Saturday, August 08, 2015

Suppressing science to promote egalitarianism

Leftist pseudoscience philosopher Massimo Pigliucci
From my standpoint as a biologist it is hard to conceive of any major aspect of being human that is not the result of nature-nurture interactions (as opposed to straight influences of either nature or nurture), even though these are hopelessly complex to disentangle empirically. We know this to be the case for pretty much every other species on the planet that we have been able to properly study, so why should it be different for Homo sapiens?

The problem with the extreme naturist position, then, is twofold: on the one hand, it is based on often shaky science — consider for instance neuroscientist Cordelia Fine’s masterful debunking of what she calls neurobiological “delusions of gender” [11]. On the other hand, far too many naturists, while claiming the (alleged) objective mantle of science, reveal themselves to be sympathetic to sexist or racist, and certainly politically regressive positions (for instance Charles Murray and Richard Herrnstein, authors of the infamous The Bell Curve). Even when this is not the case, their research provides easy cover for the most vicious sexist and racist sub-cultures of our society.

Murray and Herrnstein always argued for traits being a combination of nature and nurture, just as the biologists say. So what is the objection?

Leftist soft-subject professors like him nearly always argue fallaciously. Here he announces disagreement with the political views of authors who make a social science argument, and then uses name-calling against those who follow the work. It is a form of guilt-by-association, except that Pigliucci is blaming the authors for who might have read the book.

It is true that nearly all human and animal traits are a combination of nature and nurture. A recent article says Ape study shows anxiety and depression are inherited . Most people are surprised at how much is inherited.

Pigliucci is one of these anti-science leftists who likes to downplay any genetic or nature human influences because it conflicts with his cultural Marxism.
Moreover, all of this, it seems to me, is entirely unnecessary: from a philosophical, and particularly an ethical, perspective, the biological bases of human behaviors are irrelevant to how we ought to treat other human beings. Whether women, or gays, or transgenders, statistically adopt certain behaviors because of culture, genes, epigenes or — again, more likely — an inextricably complex interaction among those factors, who cares?
First, most real scientists favor pursuing knowledge regardless of whether it promotes personal political views.

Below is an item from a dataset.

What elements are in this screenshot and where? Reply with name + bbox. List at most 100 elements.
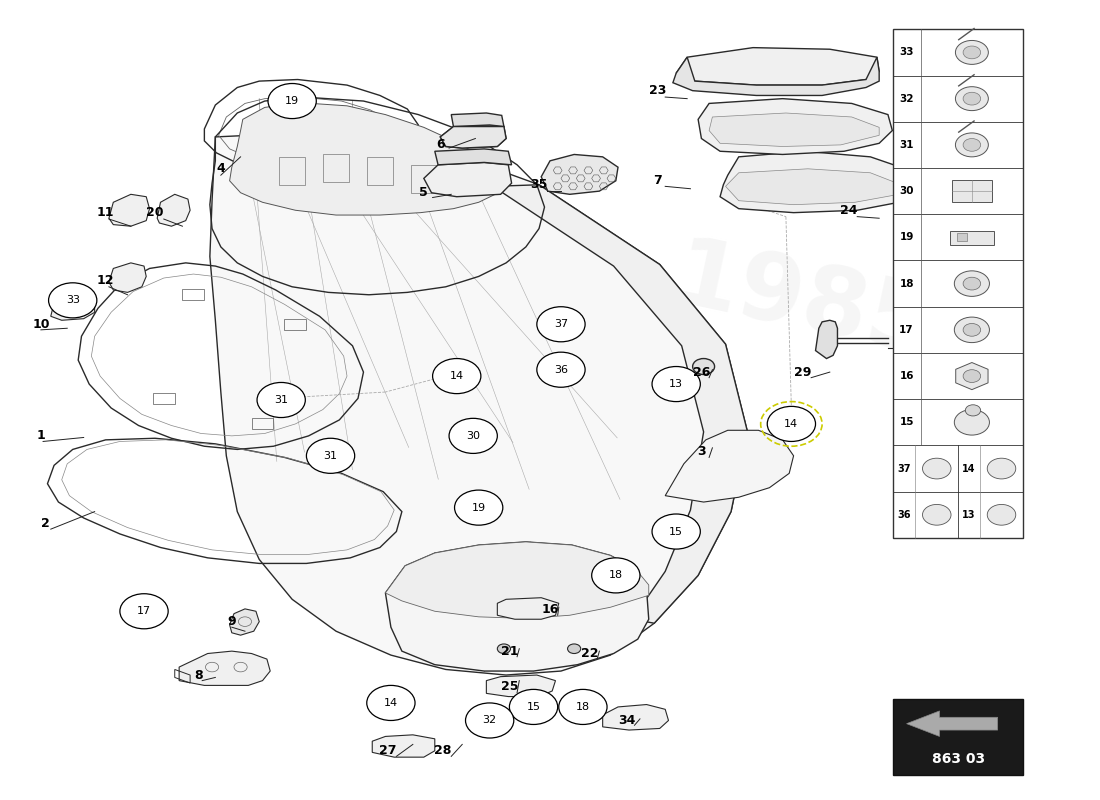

Second, nearly all those who promote gay rights do so based on a theory that sexual preferences are innate. Even the recent US Supreme Court marriage decision mentioned that.

Third, even if you believe that all people should be treated the same, then how would you even know if you are doing that or not, unless you are aware of underlying causes of behavior? If, say, you are trying to figure out why one group has higher unemployment than another, it may be because the groups are different or that they are treated differently. You cannot tell unless you study the group differences.

Fourth, no one really treats all people alike. That is just Marxist nonsense.

Update: A reader points out that Pigliucci's main argument for "The false dichotomy of nature-nurture" is based on a misunderstanding of the word dichotomy. The dictionary defines it as:
being twofold; a classification into two opposed parts or subclasses ("The dichotomy between eastern and western culture")

a difference between two opposite things : a division into two opposite groups M-W

a division into two especially mutually exclusive or contradictory groups or entities ; also : the process or practice of making such a division
There certainly is a dichotomy between nature (genes) and nurture (environment). Nature and nurture are opposites, and twin studies and other studies do indeed divide between nature and nurture.

The word does not in any way imply that a trait must be entirely nature or entirely nurture. Some are, such as eye color being entirely nature and spoken language (like English or Chinese) being entirely nurture. Most other traits are some combination, with maybe subtle interactions. It is really not that difficult to understand, unless it upsets your Marxist egalitarian anti-science worldview.